Boy Killed In Freak MRI Accident
A team of investigators from the state Health Department is on the scene at the Westchester Medical Center north of New York City, where a 6-year-old boy was fatally injured by a flying oxygen tank while undergoing an MRI exam.
Health Department spokesman Robert Kenny said investigators were checking records and interviewing staffers in the wake of the boy's death, which came after his skull was fractured when the tank was pulled through the air by the MRI machine's powerful magnet. The hospital and the Westchester district attorney's office also are reviewing the case.
The boy, Michael Colombini of Croton-on-Hudson, died Sunday, two days after he was hit by the tank, which is about the size of a fire extinguisher. The county medical examiner's office said the boy's death was caused by blunt force trauma, a fractured skull and a bruised brain.
The medical center in Valhalla said the tank had been accidentally "introduced into the exam room" after the boy was in the magnetic resonance imaging machine and the 10-ton electromagnet was switched on.
The oxygen tank was "immediately magnetized and drawn to the center of the machine, causing head trauma to the child," the medical center said in a news release.
The boy was sedated when he was struck, the hospital said. The MRI was scheduled to check his progress after an operation to remove a benign brain tumor, which was discovered last week after he fell down at home, friends and relatives said.
"You'd think that if you had survived all of that. you'd be sort of home free," said Diana Heaton, Michael's kindergarten teacher last year. "We're all shocked and saddened by this. He was just an awesome kid who liked having fun."
Edward Stolzenberg, president and chief executive officer of the medical center, said in a statement that the hospital assumes full responsibility and "will do anything it can to ease the family's grief."
"The trauma was due to what can only be described as a horrific accident, and the entire medical center is grieving," Stolzenberg said.
An MRI generates images of the body using an electromagnet, radio waves and a computer. It is conducted eight million times each year in the U.S. to diagnose many diseases, including brain tumors, spinal disorders and heart disease. It is considered nearly risk-free, but no metal objects are supposed to be in the testing area.
Carin Grossman, a spokeswoman for the medical center, would not say who took the oxygen tank into the MRI area.
"It was brought into the area of the field of the magnet and it went through the air," she said.

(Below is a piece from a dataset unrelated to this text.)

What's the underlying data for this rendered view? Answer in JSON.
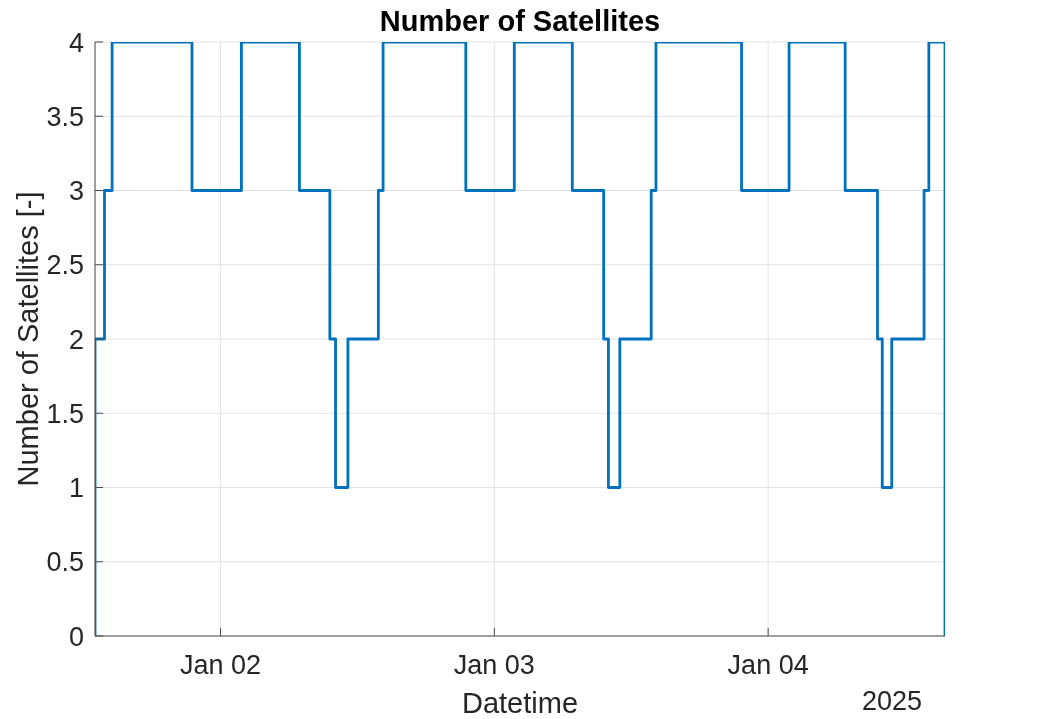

In Rochester, N.Y., last year, an MRI magnet yanked a .45-caliber gun out of the hand of a police officer, and the gun shot a round that lodged in a wall.
The Westchester Medical Center, 15 miles north of New York City, has been trying to position itself as a topflight medical center. It is a major transplant center and has recently ventured into robot surgery. It suffered a setbacin March when an accreditation team caught the staff altering a patient's chart and automatically gave it a ranking that was among the lowest in the country.